К сожалению, миссия возрождения документальной фотографии не смогла пережить реформы сразу в нескольких постсоветских обществах. В отличие от многих советских фоторепортеров, достаточно успешно переключившихся со съемок «оптимистичных карточек» на уничтожающую критику системы и не утерявших места в профессиональных среде и иерархии, некоторые фотодокументалисты ушли в девяностые и двухтысячные из журналистики, фотографии и даже жизни. Символом такой судьбы стал, например, Юрий Рыбчинский, порезавший свои лучшие негативы. А разрушение фотоклубной системы и отсутствие архивации деятельности новых независимых институций усилило ощущение обрыва. Почему так случилось — тема для целого исследования, как и парадоксальный конфликт перестроечных авторов и современной молодой фотографии. Он снимается сейчас метамодерном
[5] с его принципиальным многоголосием, но до этой стадии примирения концепций и поколений постсоветским обществам еще довольно далеко.

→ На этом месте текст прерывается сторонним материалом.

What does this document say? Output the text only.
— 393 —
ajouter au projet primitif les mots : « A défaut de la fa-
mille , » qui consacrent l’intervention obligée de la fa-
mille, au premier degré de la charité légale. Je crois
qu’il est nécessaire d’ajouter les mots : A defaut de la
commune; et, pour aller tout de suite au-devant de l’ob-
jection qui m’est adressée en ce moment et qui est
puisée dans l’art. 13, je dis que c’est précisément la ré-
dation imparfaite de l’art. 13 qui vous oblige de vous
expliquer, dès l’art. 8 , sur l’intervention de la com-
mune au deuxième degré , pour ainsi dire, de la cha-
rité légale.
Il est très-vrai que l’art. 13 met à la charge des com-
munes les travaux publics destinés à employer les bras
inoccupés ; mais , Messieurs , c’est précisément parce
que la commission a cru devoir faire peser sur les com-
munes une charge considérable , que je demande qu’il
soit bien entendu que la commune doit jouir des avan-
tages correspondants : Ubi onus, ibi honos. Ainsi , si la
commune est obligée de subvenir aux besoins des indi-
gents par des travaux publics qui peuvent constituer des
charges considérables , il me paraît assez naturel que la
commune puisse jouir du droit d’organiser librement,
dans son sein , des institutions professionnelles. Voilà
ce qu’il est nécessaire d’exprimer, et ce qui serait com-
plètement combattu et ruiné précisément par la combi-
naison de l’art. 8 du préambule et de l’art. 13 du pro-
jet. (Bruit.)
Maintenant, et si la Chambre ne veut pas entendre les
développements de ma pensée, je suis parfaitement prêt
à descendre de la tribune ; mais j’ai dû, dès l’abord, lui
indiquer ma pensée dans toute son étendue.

И все же разногласий между двумя новыми книгами не так много. Обе они движимы желанием понять прошлое глубже, чем это делалось в предыдущие десятилетия «замораживающей стабильности». В последнее время «эпоха перемен» снова становится актуальной. И, кажется, именно активно идущая рефлексия, а также попытки наладить диалог, пусть и через столкновение точек зрения, лежат сейчас в попытках белорусского общества перестроить свои основы — недаром символом нынешних протестов там стала песня «Перемен!». В России сейчас также выходят в
TikTok и выплескиваются на улицу многочисленные каверы на песни Виктора Цоя, Егора Летова, Вячеслава Бутусова и даже группы «Альянс», становятся популярными пародийно-теплые фильмы Антона Лапенко, а независимые авторы и музеи вовсю делают экспозиции фотографии, посвященные событиям тридцатилетней давности. Так что для российских читателя и зрителя попытка не только увидеть сходство, но и осознать разницу — без высокомерия «старшего брата», но с искренним желанием понять — может оказаться освежающе новым методом познания самих себя.